London, Dec 18 A group of international academics has condemned the UN convention banning child labour as "harmful", saying the policy ignores benefits and reflects Western prejudice.
In a letter to The Observer newspaper, they argued that allowing young children to work could have positive effects which were not being taken into account, the Guardian reported on Sunday.
The researchers, who work in the fields of child development or human rights, said the UN committee has ignored available evidence in favour of "outdated and ill-informed Western prejudices".
They said the UN policies could have a negative impact on the ground.
One of the signatories, Dorte Thorsen of the school of global studies at the University of Sussex, said: "Banning children from work doesn't bring them back into school.

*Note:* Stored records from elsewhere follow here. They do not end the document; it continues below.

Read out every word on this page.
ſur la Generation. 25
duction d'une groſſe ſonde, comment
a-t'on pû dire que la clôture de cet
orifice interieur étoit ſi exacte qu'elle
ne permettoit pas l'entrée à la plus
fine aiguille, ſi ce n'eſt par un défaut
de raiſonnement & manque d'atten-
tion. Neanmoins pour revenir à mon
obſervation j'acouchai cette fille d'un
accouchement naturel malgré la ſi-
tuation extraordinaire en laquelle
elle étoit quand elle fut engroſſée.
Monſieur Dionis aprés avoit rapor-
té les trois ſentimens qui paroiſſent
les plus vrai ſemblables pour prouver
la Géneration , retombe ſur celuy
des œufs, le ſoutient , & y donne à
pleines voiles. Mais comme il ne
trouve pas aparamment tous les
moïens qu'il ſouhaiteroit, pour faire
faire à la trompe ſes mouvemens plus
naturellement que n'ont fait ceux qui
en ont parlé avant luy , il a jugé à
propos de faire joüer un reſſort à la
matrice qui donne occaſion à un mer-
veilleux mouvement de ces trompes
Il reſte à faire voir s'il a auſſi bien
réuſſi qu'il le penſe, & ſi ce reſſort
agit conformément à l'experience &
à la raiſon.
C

"In fact, it might do the opposite if they were working to pay their school fees," the Guardian quoted him as saying.
He pointed at India and Africa nations and said: "We are seeing collectivization movements of child workers, a unionization where they are trying to participate in politics, be heard, as opposed to this being a story of victimization and oppression."
Richard Carothers, a Toronto-based child development expert at the International Child Protection Network, called the UN policy "hard-headed attitude of the big bureaucratic international agencies".

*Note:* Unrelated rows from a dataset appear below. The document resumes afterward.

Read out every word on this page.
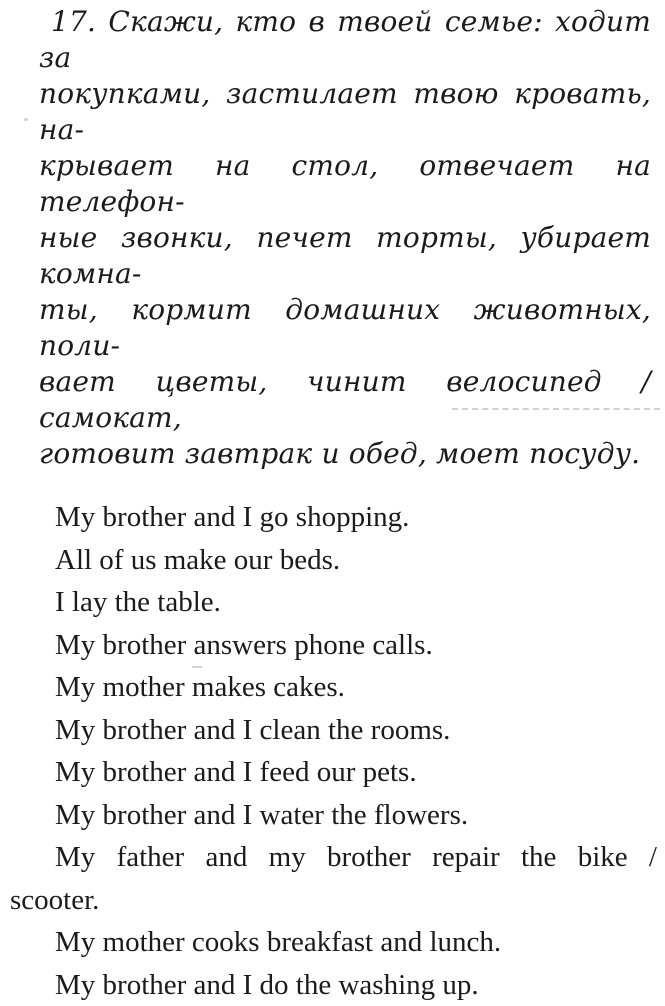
17. Скажи, кто в твоей семье: ходит за
покупками, застилает твою кровать, на-
крывает на стол, отвечает на телефон-
ные звонки, печет торты, убирает комна-
ты, кормит домашних животных, поли-
вает цветы, чинит велосипед / самокат,
готовит завтрак и обед, моет посуду.
My brother and I go shopping.
All of us make our beds.
I lay the table.
My brother answers phone calls.
My mother makes cakes.
My brother and I clean the rooms.
My brother and I feed our pets.
My brother and I water the flowers.
My father and my brother repair the bike /
scooter.
My mother cooks breakfast and lunch.
My brother and I do the washing up.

"Children need to be protected from nasty situations, and there is a debate about whether the percentage of working children in nasty situations is a small percentage or a very small percentage," Carothers said.
Thorsen also criticized Britain's Department for International Development Minister Priti Patel for pressuring British companies to scrutinize their supply chains for evidence of child labour.

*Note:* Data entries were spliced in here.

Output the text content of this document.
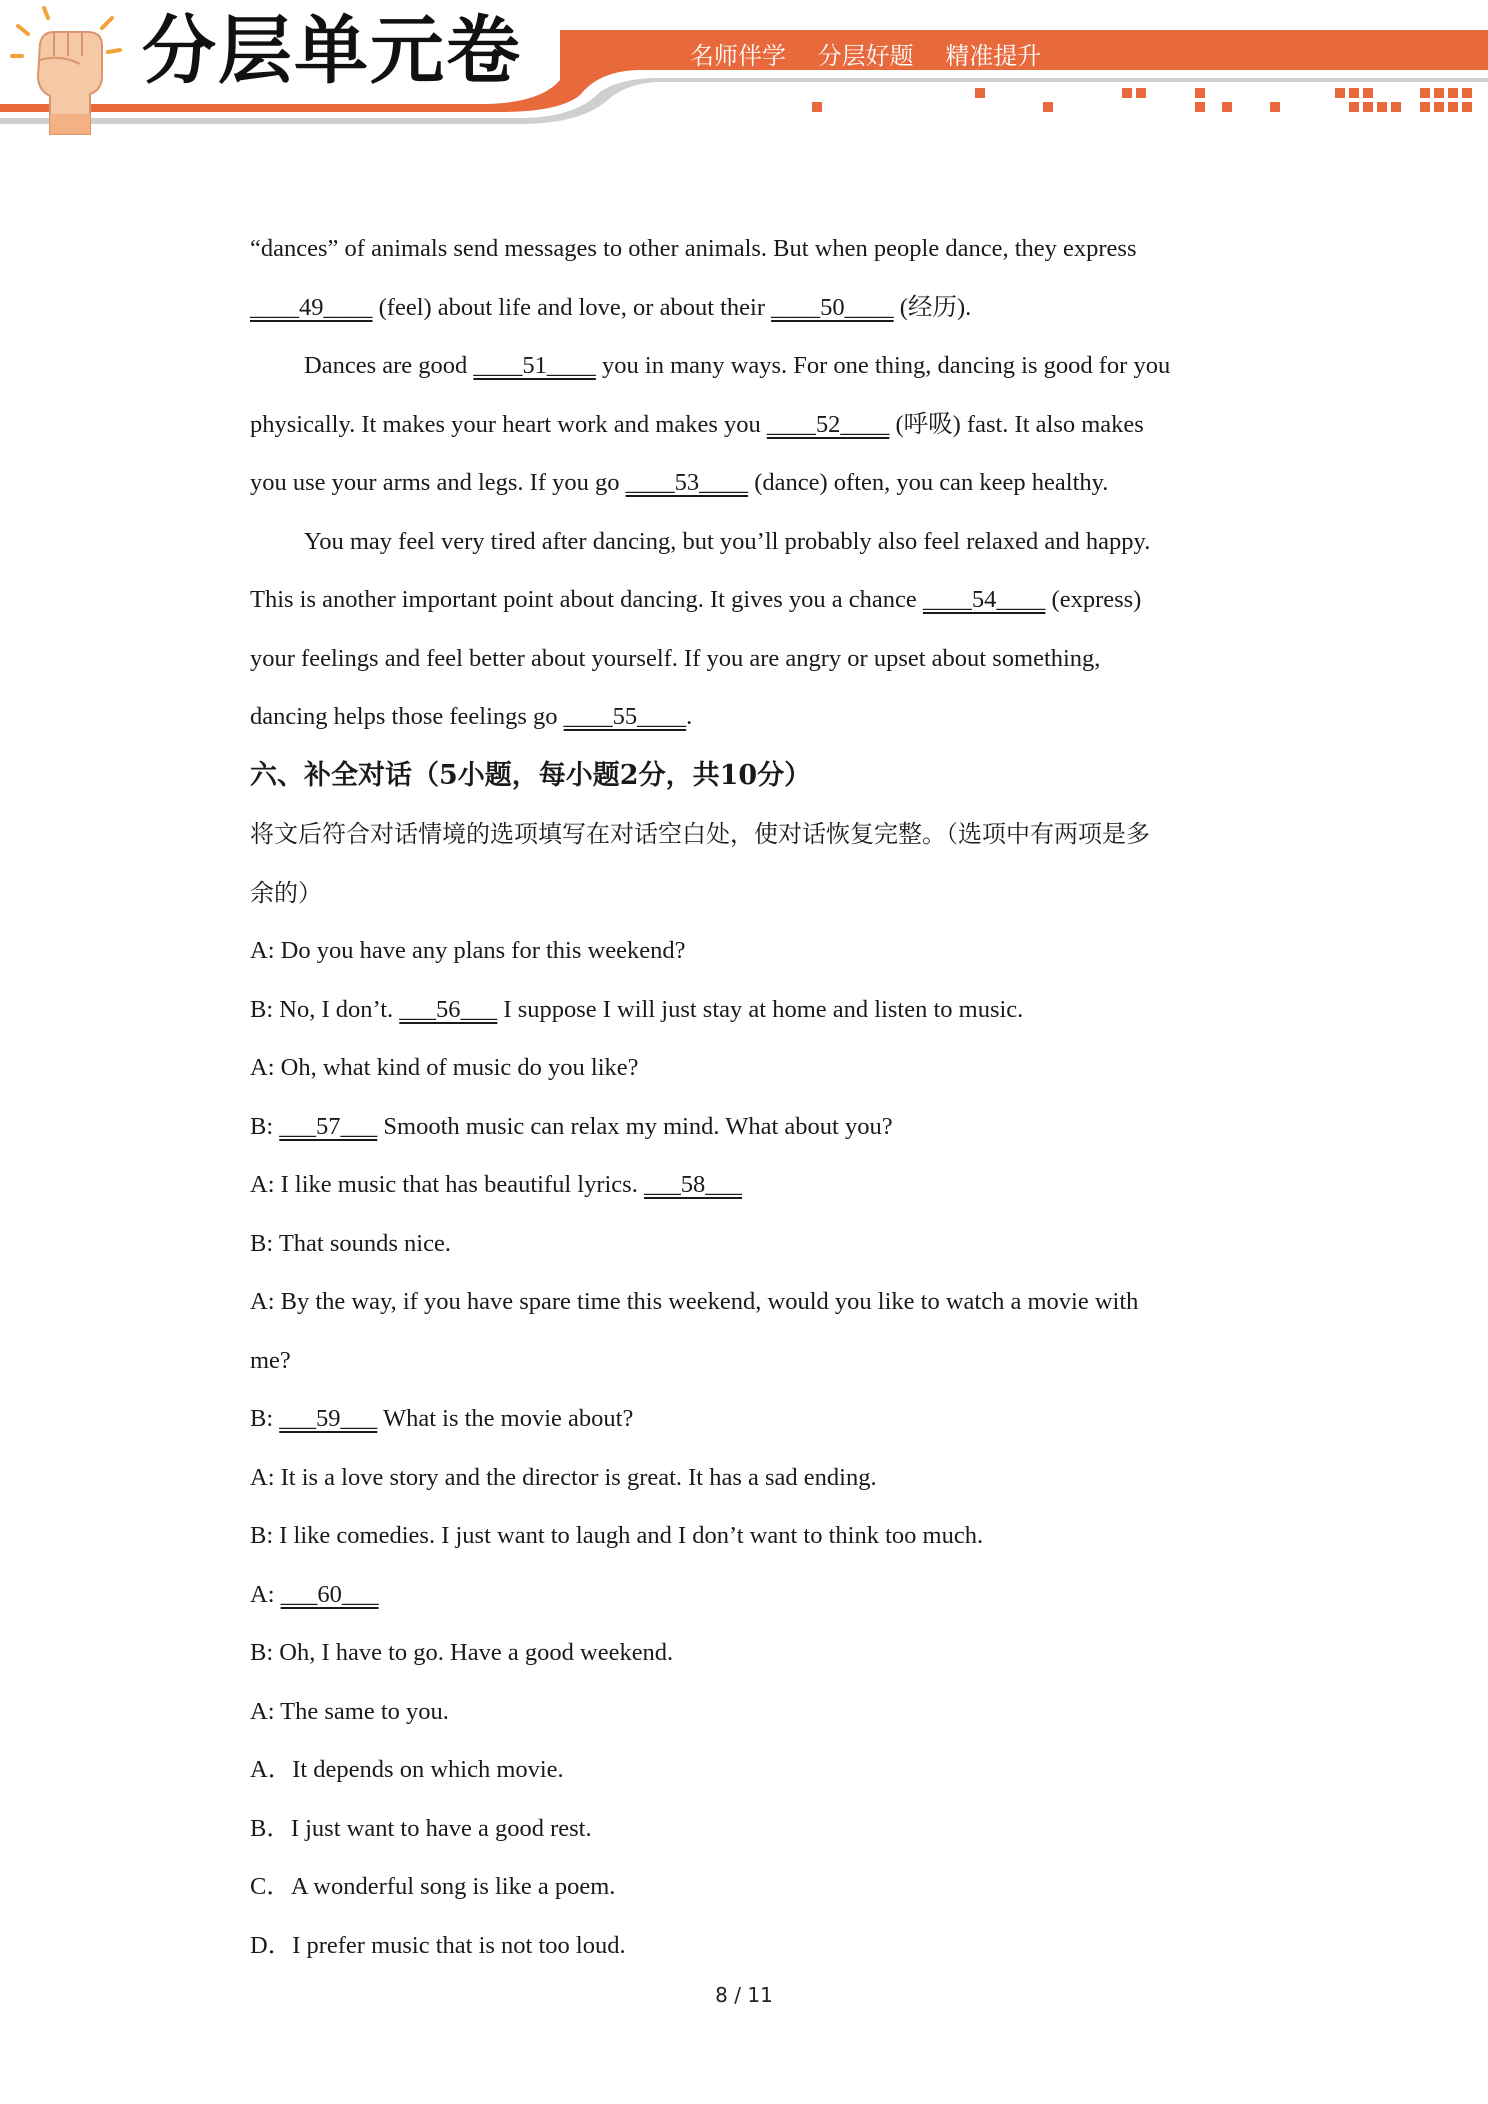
分层单元卷	名师伴学 分层好题 精准提升
“dances” of animals send messages to other animals. But when people dance, they express
____49____ (feel) about life and love, or about their ____50____ (经历).
Dances are good ____51____ you in many ways. For one thing, dancing is good for you
physically. It makes your heart work and makes you ____52____ (呼吸) fast. It also makes
you use your arms and legs. If you go ____53____ (dance) often, you can keep healthy.
You may feel very tired after dancing, but you’ll probably also feel relaxed and happy.
This is another important point about dancing. It gives you a chance ____54____ (express)
your feelings and feel better about yourself. If you are angry or upset about something,
dancing helps those feelings go ____55____.
六、补全对话（5小题，每小题2分，共10分）
将文后符合对话情境的选项填写在对话空白处，使对话恢复完整。（选项中有两项是多
余的）
A: Do you have any plans for this weekend?
B: No, I don’t. ___56___ I suppose I will just stay at home and listen to music.
A: Oh, what kind of music do you like?
B: ___57___ Smooth music can relax my mind. What about you?
A: I like music that has beautiful lyrics. ___58___
B: That sounds nice.
A: By the way, if you have spare time this weekend, would you like to watch a movie with
me?
B: ___59___ What is the movie about?
A: It is a love story and the director is great. It has a sad ending.
B: I like comedies. I just want to laugh and I don’t want to think too much.
A: ___60___
B: Oh, I have to go. Have a good weekend.
A: The same to you.
A．It depends on which movie.
B．I just want to have a good rest.
C．A wonderful song is like a poem.
D．I prefer music that is not too loud.
8 / 11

The experts also pointed at children, who were forced into hazardous, dangerous or illegal work because more regulated employment became closed to them.
Around 193 countries have committed to ending child labour by 2025 under the UN's sustainable development goals.
The academics want the existing minimum age (15 in some countries, 18 in others), to be abandoned, arguing that "age-appropriate" work could be beneficial for children in both the developing and the developed worlds.